Facial detection will include the discussed prominent and established features which include space between the eyes or central distance including the iris, the depth of the nasal passage, the nasal bridge and protuberance. With the overlapping of demarcating lines, it will be possible to stabilize the foundational structure at several different points and angles in order to create the desired look providing a foundation. Facial Prototyping, which is quickly becoming the standard, has been performed with the 3D systems model 660 PRO by Dr. Avsar with great results out of NYC. These Rhinoplasty implant by Dr. Pablo Prichard out of Phoenix would be made of an FDA approved material to allow for the system to be incorporated into the body’s natural framework.

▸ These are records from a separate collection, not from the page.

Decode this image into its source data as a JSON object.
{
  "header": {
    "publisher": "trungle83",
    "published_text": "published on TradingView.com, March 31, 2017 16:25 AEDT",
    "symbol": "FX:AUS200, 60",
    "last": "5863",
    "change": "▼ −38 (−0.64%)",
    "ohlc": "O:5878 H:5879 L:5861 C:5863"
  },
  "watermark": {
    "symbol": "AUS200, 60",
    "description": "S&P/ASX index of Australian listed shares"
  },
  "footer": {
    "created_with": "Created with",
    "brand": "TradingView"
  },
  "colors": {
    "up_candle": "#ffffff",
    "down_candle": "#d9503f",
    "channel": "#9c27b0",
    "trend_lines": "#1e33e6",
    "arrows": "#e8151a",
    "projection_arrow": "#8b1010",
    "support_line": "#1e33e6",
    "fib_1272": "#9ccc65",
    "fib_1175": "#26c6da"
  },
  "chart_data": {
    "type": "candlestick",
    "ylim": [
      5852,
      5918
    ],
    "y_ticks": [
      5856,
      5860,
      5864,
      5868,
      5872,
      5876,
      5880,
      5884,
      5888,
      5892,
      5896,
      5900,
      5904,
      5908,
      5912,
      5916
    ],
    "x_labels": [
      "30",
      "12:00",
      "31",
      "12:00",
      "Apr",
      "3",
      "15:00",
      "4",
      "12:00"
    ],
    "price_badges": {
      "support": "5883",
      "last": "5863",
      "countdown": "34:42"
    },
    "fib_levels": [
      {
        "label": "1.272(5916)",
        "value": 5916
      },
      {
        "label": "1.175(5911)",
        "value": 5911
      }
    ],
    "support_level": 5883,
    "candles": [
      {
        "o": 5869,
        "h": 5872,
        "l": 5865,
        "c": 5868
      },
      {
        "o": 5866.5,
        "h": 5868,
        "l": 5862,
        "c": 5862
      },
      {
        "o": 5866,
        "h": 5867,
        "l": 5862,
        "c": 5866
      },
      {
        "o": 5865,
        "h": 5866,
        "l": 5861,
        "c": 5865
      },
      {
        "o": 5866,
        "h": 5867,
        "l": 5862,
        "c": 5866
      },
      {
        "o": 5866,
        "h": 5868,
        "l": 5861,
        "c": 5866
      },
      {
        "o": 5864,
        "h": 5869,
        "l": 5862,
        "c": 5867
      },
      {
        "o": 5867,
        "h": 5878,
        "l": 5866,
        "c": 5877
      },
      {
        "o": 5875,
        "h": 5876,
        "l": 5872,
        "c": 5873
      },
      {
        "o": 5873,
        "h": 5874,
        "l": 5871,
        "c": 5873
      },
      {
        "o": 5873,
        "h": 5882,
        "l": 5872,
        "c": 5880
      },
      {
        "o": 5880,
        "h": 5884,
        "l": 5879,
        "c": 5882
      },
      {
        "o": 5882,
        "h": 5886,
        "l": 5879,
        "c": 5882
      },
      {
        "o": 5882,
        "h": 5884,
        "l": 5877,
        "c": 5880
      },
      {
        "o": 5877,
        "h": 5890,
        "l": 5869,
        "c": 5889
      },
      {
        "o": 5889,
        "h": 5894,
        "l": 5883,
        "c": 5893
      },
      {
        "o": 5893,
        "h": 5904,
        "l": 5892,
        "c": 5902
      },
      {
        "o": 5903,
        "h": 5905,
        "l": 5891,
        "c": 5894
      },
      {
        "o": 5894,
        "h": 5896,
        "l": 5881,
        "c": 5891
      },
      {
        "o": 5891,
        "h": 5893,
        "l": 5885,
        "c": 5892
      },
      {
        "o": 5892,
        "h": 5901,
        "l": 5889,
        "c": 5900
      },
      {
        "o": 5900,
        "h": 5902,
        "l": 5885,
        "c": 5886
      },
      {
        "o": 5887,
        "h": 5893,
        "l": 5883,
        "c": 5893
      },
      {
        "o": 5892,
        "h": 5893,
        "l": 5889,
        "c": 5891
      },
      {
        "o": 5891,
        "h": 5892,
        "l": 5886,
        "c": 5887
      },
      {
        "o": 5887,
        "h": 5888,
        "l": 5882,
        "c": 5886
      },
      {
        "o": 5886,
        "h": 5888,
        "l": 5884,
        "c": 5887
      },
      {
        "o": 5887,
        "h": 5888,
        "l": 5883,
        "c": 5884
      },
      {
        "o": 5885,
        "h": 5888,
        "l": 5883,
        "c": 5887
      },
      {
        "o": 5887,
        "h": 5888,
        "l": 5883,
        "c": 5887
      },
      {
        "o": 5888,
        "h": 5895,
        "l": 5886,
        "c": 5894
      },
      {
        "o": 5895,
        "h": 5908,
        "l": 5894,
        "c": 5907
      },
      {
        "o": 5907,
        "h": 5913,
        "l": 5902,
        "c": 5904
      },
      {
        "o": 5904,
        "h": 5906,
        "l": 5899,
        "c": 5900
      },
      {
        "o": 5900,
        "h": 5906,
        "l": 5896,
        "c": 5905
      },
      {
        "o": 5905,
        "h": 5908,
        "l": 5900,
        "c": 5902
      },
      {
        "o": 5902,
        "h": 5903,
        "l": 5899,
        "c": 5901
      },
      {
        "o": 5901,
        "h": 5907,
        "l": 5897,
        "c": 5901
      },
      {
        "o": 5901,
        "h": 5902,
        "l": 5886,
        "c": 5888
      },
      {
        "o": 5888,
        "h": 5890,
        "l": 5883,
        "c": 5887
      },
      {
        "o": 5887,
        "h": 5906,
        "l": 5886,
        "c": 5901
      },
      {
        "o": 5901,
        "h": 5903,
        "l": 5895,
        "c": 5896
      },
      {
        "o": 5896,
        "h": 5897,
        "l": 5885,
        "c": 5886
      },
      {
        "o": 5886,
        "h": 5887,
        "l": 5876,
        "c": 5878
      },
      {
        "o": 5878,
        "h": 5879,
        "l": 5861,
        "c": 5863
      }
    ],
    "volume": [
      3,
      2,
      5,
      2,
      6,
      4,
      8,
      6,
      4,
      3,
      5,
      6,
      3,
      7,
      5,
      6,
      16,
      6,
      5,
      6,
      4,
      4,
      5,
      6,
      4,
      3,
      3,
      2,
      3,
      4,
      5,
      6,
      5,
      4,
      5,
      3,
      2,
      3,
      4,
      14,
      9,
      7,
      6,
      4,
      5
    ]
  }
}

When evaluating a look at innovations discussed, facial impression with biometric design could be valuable to create the muscles of the orbital wall or even create an individually fitted implant. Optimized imaging equipment will successfully maintain a 3 D visual spatial environment to effectively create a network of design throughout pre-operative, intra-operative, that can be duplicated post-operatively is pivotal objective for the project. Additional outcomes include advantageous visualization and comparison of pre-operative and post-operative key surgical landmarks through datasets/ templates for comprehensive form that define successful design and in correcting specific feature types targeted for enhancement.
Adjustable placement surrounding the foundation of the area of resurfacing that would be replaced with proper alignment surrounding the implant allowing for pressure to be placed along the overlapping belts Once this system has been applied in several settings, then a thoughtful 3 D Computer Aided Design can be created based off successful outcomes.